Thanks Chesney,
Can you, please, point me to any example? 

Boris Lublinsky
FDP Architect
boris.lublin...@lightbend.com
https://www.lightbend.com/

> On Jul 24, 2017, at 9:27 AM, Chesnay Schepler <ches...@apache.org> wrote:
> 
> Copy of a mail i sent to the user mailing list only:
> 
> Raw state can only be used when implementing an operator, not a function.
> 
> For functions you have to use Managed Operator State.
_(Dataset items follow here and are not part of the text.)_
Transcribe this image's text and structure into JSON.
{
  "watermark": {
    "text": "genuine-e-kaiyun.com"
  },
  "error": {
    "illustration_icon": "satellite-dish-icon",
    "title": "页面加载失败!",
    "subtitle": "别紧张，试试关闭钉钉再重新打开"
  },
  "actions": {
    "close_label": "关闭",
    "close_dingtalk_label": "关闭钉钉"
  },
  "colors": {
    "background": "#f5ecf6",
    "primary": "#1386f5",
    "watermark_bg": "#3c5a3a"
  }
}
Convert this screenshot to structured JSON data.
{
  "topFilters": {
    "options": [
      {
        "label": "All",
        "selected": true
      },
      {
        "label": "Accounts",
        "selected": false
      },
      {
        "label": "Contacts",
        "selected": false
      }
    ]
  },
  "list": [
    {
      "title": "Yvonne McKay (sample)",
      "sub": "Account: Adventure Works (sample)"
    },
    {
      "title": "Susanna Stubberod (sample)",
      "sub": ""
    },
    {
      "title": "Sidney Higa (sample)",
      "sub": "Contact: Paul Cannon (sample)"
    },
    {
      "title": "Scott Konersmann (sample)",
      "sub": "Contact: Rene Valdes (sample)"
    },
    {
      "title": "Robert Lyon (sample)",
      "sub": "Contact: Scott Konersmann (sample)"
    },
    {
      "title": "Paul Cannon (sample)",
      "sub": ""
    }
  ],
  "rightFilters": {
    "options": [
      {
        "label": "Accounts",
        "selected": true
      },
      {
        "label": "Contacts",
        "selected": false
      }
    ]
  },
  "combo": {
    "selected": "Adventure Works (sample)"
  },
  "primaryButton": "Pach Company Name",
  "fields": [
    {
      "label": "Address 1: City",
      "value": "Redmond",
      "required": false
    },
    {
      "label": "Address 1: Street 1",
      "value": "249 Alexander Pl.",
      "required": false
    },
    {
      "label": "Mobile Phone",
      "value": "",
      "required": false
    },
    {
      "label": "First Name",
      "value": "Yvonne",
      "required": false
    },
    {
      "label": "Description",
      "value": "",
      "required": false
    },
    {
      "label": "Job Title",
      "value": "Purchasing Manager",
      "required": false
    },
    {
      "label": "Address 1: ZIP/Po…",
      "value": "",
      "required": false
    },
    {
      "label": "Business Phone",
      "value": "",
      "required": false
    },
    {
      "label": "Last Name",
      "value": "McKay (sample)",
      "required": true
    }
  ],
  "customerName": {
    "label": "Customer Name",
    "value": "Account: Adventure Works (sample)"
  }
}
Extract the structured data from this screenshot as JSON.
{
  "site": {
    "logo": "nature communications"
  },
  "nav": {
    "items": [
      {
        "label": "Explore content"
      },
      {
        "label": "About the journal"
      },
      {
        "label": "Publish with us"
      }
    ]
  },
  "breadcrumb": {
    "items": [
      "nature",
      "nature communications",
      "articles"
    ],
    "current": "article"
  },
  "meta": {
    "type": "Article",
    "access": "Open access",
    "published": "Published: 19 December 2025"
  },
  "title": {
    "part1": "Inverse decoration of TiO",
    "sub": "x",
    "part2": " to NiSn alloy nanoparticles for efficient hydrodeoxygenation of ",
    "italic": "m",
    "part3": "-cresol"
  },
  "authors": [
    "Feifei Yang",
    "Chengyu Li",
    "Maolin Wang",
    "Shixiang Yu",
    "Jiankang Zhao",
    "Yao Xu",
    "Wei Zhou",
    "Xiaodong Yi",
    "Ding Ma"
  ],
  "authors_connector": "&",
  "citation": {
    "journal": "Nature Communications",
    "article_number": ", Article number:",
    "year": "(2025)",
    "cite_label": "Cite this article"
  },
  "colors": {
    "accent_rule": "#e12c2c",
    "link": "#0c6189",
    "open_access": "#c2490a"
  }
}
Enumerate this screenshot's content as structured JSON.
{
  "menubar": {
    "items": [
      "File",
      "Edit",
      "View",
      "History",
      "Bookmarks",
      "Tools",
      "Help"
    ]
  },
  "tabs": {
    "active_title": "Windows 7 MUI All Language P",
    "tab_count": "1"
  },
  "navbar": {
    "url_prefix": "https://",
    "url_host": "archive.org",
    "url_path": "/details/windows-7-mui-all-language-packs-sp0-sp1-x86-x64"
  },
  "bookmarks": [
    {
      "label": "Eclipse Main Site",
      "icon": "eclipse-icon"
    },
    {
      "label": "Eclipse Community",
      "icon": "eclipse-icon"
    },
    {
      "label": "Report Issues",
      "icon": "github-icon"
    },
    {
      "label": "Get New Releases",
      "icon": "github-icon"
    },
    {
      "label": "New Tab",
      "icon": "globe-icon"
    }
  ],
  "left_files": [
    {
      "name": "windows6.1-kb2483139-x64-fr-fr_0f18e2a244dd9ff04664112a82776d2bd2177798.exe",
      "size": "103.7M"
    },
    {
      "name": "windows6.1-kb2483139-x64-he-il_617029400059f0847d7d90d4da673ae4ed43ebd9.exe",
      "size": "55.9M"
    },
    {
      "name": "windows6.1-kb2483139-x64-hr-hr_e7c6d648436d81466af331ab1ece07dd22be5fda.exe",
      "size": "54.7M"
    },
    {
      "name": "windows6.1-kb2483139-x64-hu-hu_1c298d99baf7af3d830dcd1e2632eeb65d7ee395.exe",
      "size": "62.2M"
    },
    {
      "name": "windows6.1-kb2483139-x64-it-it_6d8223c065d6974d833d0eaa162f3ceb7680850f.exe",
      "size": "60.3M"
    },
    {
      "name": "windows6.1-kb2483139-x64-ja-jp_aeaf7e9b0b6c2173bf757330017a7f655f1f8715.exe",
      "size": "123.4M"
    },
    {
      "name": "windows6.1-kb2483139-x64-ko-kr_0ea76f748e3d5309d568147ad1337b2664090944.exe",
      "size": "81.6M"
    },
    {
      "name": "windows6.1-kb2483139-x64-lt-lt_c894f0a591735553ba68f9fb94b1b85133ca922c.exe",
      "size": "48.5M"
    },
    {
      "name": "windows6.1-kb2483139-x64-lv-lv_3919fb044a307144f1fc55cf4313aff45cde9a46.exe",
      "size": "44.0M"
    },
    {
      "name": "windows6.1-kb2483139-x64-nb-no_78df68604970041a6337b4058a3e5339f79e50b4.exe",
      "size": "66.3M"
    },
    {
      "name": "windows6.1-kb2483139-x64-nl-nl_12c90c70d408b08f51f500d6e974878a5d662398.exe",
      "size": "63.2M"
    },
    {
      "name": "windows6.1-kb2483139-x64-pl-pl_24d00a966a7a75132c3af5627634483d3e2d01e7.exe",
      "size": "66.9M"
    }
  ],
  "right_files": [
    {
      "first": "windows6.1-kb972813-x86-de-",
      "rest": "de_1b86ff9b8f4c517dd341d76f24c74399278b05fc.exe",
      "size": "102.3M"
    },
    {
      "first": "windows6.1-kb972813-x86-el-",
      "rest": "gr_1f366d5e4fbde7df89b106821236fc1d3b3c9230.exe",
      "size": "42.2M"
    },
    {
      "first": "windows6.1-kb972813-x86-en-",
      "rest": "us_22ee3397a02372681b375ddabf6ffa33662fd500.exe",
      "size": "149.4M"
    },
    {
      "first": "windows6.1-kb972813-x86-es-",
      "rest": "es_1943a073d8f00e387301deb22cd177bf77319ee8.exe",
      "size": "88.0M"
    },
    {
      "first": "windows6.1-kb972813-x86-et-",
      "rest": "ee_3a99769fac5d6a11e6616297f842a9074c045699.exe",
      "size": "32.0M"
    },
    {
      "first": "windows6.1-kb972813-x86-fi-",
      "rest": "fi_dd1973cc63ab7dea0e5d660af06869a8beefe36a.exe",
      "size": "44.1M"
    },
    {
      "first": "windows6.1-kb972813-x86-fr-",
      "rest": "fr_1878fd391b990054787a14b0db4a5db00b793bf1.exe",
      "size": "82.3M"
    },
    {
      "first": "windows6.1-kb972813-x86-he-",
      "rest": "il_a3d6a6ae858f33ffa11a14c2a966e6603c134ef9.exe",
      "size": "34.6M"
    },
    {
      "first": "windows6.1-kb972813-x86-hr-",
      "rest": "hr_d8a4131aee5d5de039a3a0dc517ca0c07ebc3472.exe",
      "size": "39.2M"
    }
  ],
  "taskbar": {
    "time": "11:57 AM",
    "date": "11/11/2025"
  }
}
Your function will have 
> to implement
> the CheckpointedFunction interface, and create a ValueStateDescriptor that 
> you register in initializeState.
> 
> On 24.07.2017 16:26, Boris Lublinsky wrote:
>> Is there a chance, this can be answered?
>> 
>> Boris Lublinsky
>> FDP Architect
>> boris.lublin...@lightbend.com <mailto:boris.lublin...@lightbend.com>
>> https://www.lightbend.com/ <https://www.lightbend.com/>
>> 
>>> Begin forwarded message:
>>> 
>>> From: Boris Lublinsky <boris.lublin...@lightbend.com 
>>> <mailto:boris.lublin...@lightbend.com>>
>>> Subject: Re: Custom Kryo serializer
>>> Date: July 19, 2017 at 8:28:16 AM CDT
>>> To: user@flink.apache.org <mailto:user@flink.apache.org>, 
>>> ches...@apache.org <mailto:ches...@apache.org>
>>> 
>>> Thanks for the reply, but I am not using it for managed state, but rather 
>>> for the raw state
>>> In my implementation I have the following
>>> 
>>> class DataProcessorKeyed extends CoProcessFunction[WineRecord, 
>>> ModelToServe, Double]{
>>> 
>>>   // The managed keyed state see 
>>> https://ci.apache.org/projects/flink/flink-docs-release-1.3/dev/stream/state.html
>>>  
>>> <https://ci.apache.org/projects/flink/flink-docs-release-1.3/dev/stream/state.html>
>>>   var modelState: ValueState[ModelToServeStats] = _
>>>   var newModelState: ValueState[ModelToServeStats] = _
>>>   // The raw state - 
>>> https://ci.apache.org/projects/flink/flink-docs-release-1.3/dev/stream/state.html#raw-and-managed-state
>>>  
>>> <https://ci.apache.org/projects/flink/flink-docs-release-1.3/dev/stream/state.html#raw-and-managed-state>
>>>   var currentModel : Option[Model] = None
>>>   var newModel : Option[Model] = None
>>> 
>>> Where current and new model are instances of the trait for which I 
>>> implement serializer
>>> According to documentation 
>>> https://ci.apache.org/projects/flink/flink-docs-release-1.3/dev/stream/state.html#raw-and-managed-state
>>>  
>>> <https://ci.apache.org/projects/flink/flink-docs-release-1.3/dev/stream/state.html#raw-and-managed-state>
>>> 
>>> “Raw State is state that operators keep in their own data structures. When 
>>> checkpointed, they only write a sequence of bytes into the checkpoint. 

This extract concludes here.